Discussion:
Cache Module that Caches EVERYTHING
Eli Marmor
2003-11-12 22:55:46 UTC
Permalink
Hi,

I'm curious to know if there is any module that does the following:

Caches EVERYTHING, including dynamic pages and GET/POST requests with
parameters (i.e. if http://domain.com/cgi.exe?key=valA returns fooA and
http://domain.com/cgi.exe?key=valB returns fooB, then the next call to
http://domain.com/cgi.exe?key=valA will return fooA without even
accessing the backend server and http://domain.com/cgi.exe?key=valB
will return fooB without accessing the backend server).

In other words, I'm looking for a special version of mod_cache that
handles situations of off-line browsing.

Is there anything?

Nick? Graham? Anybody?

Thanks,
--
Eli Marmor
***@netmask.it
CTO, Founder
Netmask (El-Mar) Internet Technologies Ltd.
__________________________________________________________
Tel.: +972-9-766-1020 8 Yad-Harutzim St.
Fax.: +972-9-766-1314 P.O.B. 7004
Mobile: +972-50-23-7338 Kfar-Saba 44641, Israel
Ian Holsman
2003-11-12 23:20:55 UTC
Permalink
I *believe* that the cache-disk/memcache in apache 2
could do this.
you would need to override the key generation (via the optional hook)
to make the queryargs part of the name.
Post by Eli Marmor
Hi,
Caches EVERYTHING, including dynamic pages and GET/POST requests with
parameters (i.e. if http://domain.com/cgi.exe?key=valA returns fooA and
http://domain.com/cgi.exe?key=valB returns fooB, then the next call to
http://domain.com/cgi.exe?key=valA will return fooA without even
accessing the backend server and http://domain.com/cgi.exe?key=valB
will return fooB without accessing the backend server).
In other words, I'm looking for a special version of mod_cache that
handles situations of off-line browsing.
Is there anything?
Nick? Graham? Anybody?
Thanks,
--
Eli Marmor
CTO, Founder
Netmask (El-Mar) Internet Technologies Ltd.
__________________________________________________________
Tel.: +972-9-766-1020 8 Yad-Harutzim St.
Fax.: +972-9-766-1314 P.O.B. 7004
Mobile: +972-50-23-7338 Kfar-Saba 44641, Israel
--
Ian Holsman
Director
Network Management Systems
CNET Networks
PH: (61) 3-9857-3742 (Australia)/ 415-344-2608 (USA)
Eli Marmor
2003-11-12 23:46:03 UTC
Permalink
Post by Ian Holsman
I *believe* that the cache-disk/memcache in apache 2
could do this.
you would need to override the key generation (via the optional hook)
to make the queryargs part of the name.
Wow.

My plan was that if there is not such a module, I would patch mod_cache
and/or its sub parts (mem/disk/etc.) to do exactly what you wrote.

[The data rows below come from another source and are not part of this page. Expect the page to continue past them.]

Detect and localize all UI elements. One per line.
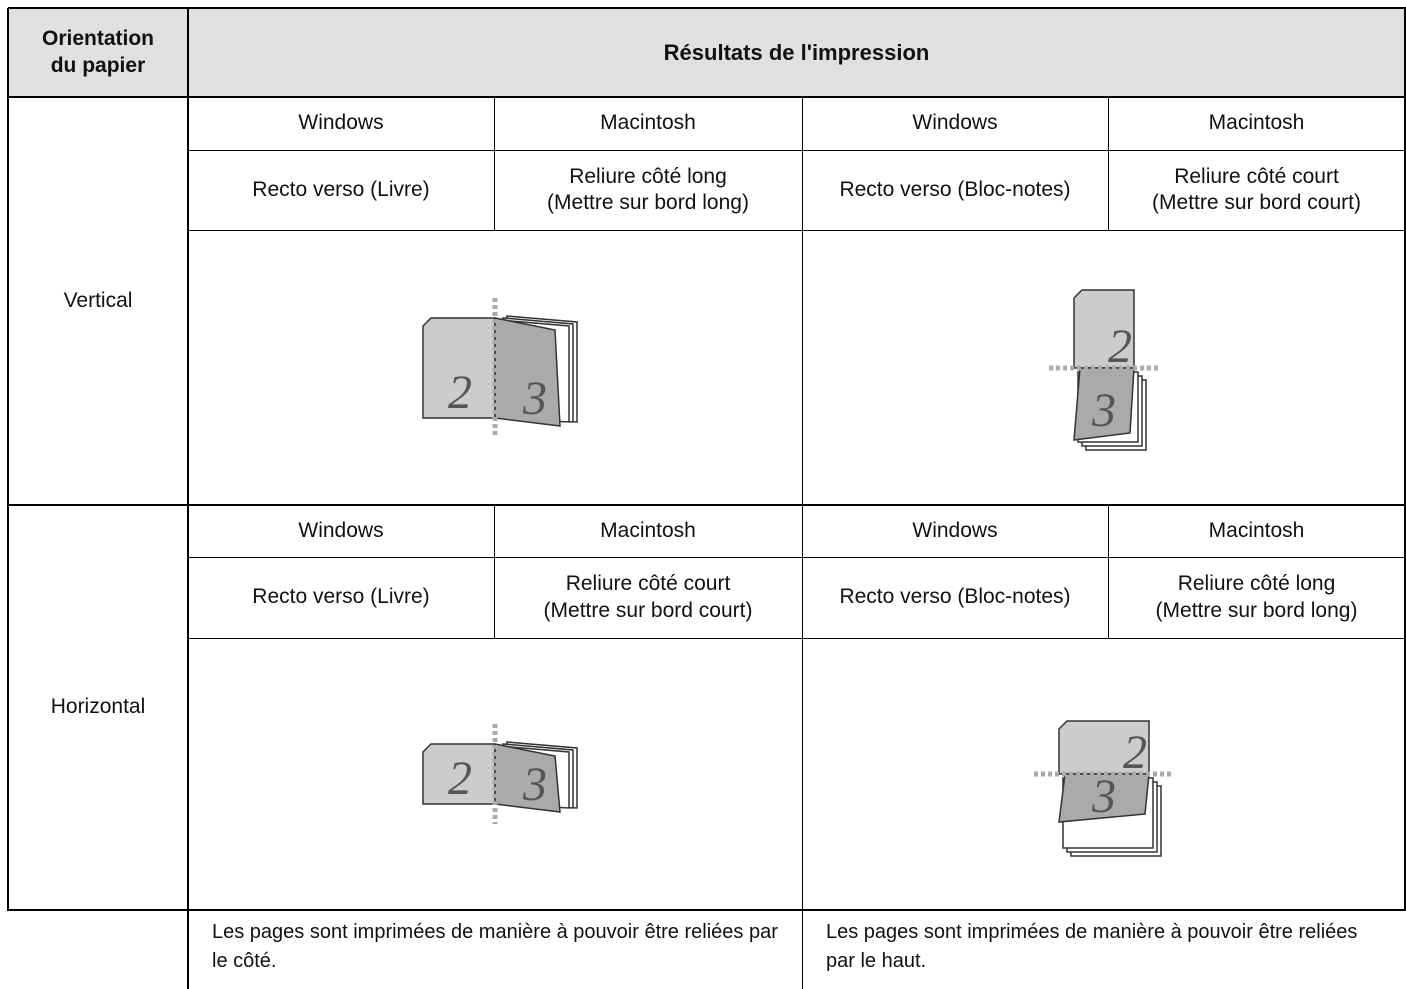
- rule: [1107, 97, 1109, 230]
- page-number: 2: [448, 752, 472, 805]
- page-number: 3: [1091, 384, 1116, 437]
- rule: [187, 8, 189, 989]
- page-number: 2: [448, 366, 472, 419]
- rule: [493, 97, 495, 230]
- page-number: 2: [1123, 726, 1147, 779]
- rule: [188, 149, 1406, 151]
- mode-label: Reliure côté court (Mettre sur bord cour…: [1152, 164, 1361, 214]
- os-label: Windows: [912, 518, 998, 542]
- os-label: Macintosh: [600, 111, 696, 135]
- os-label: Macintosh: [1208, 111, 1305, 135]
- mode-label: Recto verso (Bloc-notes): [839, 177, 1071, 201]
- rule: [493, 505, 495, 638]
- page-number: 3: [1091, 770, 1116, 823]
- header-cell: Résultats de l'impression: [663, 39, 930, 65]
- mode-label: Recto verso (Livre): [252, 177, 430, 201]
- note: Les pages sont imprimées de manière à po…: [212, 921, 778, 972]
- mode-label: Recto verso (Bloc-notes): [839, 585, 1071, 609]
- mode-label: Reliure côté court (Mettre sur bord cour…: [543, 572, 753, 622]
- illustration-part: [1057, 720, 1150, 775]
- rule: [8, 96, 1406, 98]
- os-label: Windows: [298, 518, 384, 542]
- rule: [8, 504, 1406, 506]
- header-cell: Orientation du papier: [41, 27, 154, 77]
- mode-label: Recto verso (Livre): [252, 585, 430, 609]
- illustration-part: [1072, 288, 1135, 369]
- rule: [188, 229, 1406, 231]
- rule: [8, 909, 1406, 911]
- mode-label: Reliure côté long (Mettre sur bord long): [1155, 572, 1358, 622]
- orientation-label: Vertical: [63, 288, 133, 312]
- rule: [1107, 505, 1109, 638]
- rule: [801, 97, 803, 989]
- os-label: Windows: [912, 111, 998, 135]
- mode-label: Reliure côté long (Mettre sur bord long): [547, 164, 749, 214]
- os-label: Macintosh: [1208, 518, 1305, 542]
- rule: [8, 7, 1406, 9]
- page-number: 3: [522, 758, 547, 811]
- rule: [1404, 8, 1406, 911]
- rule: [188, 556, 1406, 558]
- os-label: Windows: [298, 111, 384, 135]
- illustration: 23: [1048, 288, 1159, 451]
- orientation-label: Horizontal: [50, 695, 146, 719]
- page-number: 2: [1108, 320, 1132, 373]
- header-bg: [8, 8, 1405, 97]
- rule: [188, 637, 1406, 639]
- illustration: 23: [1033, 720, 1174, 857]
- page-number: 3: [522, 372, 547, 425]
- illustration-part: [1072, 366, 1135, 441]
- rule: [7, 8, 9, 911]
- note: Les pages sont imprimées de manière à po…: [826, 921, 1358, 972]
- os-label: Macintosh: [600, 518, 696, 542]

But I haven't thought about this hook. Overriding it looks simpler and
more elegant.

Your answer is so simple but so brilliant...

And it's the third SUCCESSIVE time that a question of me is answered by
you (maybe it's finally the time to take a look at your wish list ;-)


In any case, if anybody else knows a module which does EXACTLY what I
need, he is still welcome to tell about it.

Thanks,
--
Eli Marmor
***@netmask.it
CTO, Founder
Netmask (El-Mar) Internet Technologies Ltd.
__________________________________________________________
Tel.: +972-9-766-1020 8 Yad-Harutzim St.
Fax.: +972-9-766-1314 P.O.B. 7004
Mobile: +972-50-23-7338 Kfar-Saba 44641, Israel
Ian Holsman
2003-11-13 00:03:08 UTC
Permalink
this is the hook in question.
http://lxr.webperf.org/source.cgi/modules/experimental/mod_cache.h#338

there may be some other things you need to do to the cache to make it
actually want to cache the content.
this just makes it differentiate based on query args.
Post by Eli Marmor
Post by Ian Holsman
I *believe* that the cache-disk/memcache in apache 2
could do this.
you would need to override the key generation (via the optional hook)
to make the queryargs part of the name.
Wow.
My plan was that if there is not such a module, I would patch mod_cache
and/or its sub parts (mem/disk/etc.) to do exactly what you wrote.
But I haven't thought about this hook. Overriding it looks simpler and
more elegant.
Your answer is so simple but so brilliant...
And it's the third SUCCESSIVE time that a question of me is answered by
you (maybe it's finally the time to take a look at your wish list ;-)
In any case, if anybody else knows a module which does EXACTLY what I
need, he is still welcome to tell about it.
Thanks,
--
Eli Marmor
CTO, Founder
Netmask (El-Mar) Internet Technologies Ltd.
__________________________________________________________
Tel.: +972-9-766-1020 8 Yad-Harutzim St.
Fax.: +972-9-766-1314 P.O.B. 7004
Mobile: +972-50-23-7338 Kfar-Saba 44641, Israel
--
Ian Holsman
Director
Network Management Systems
CNET Networks
PH: (61) 3-9857-3742 (Australia)/ 415-344-2608 (USA)
Eli Marmor
2003-11-13 00:08:49 UTC
Permalink
Post by Ian Holsman
this is the hook in question.
http://lxr.webperf.org/source.cgi/modules/experimental/mod_cache.h#338
there may be some other things you need to do to the cache to make it
actually want to cache the content.
this just makes it differentiate based on query args.
Ha...
I just found the cache_generate_key hook a minute before reading your
message... (next time I should wait for your messages before digging
into Apache's source? ;-)

It seems that there is already a partial support for arguments in the
default function.

The main fix is going to be, as you noted, "convincing" mod_cache to
cache EVERYTHING, no matter if it's static, dynamic, uncacheable, etc.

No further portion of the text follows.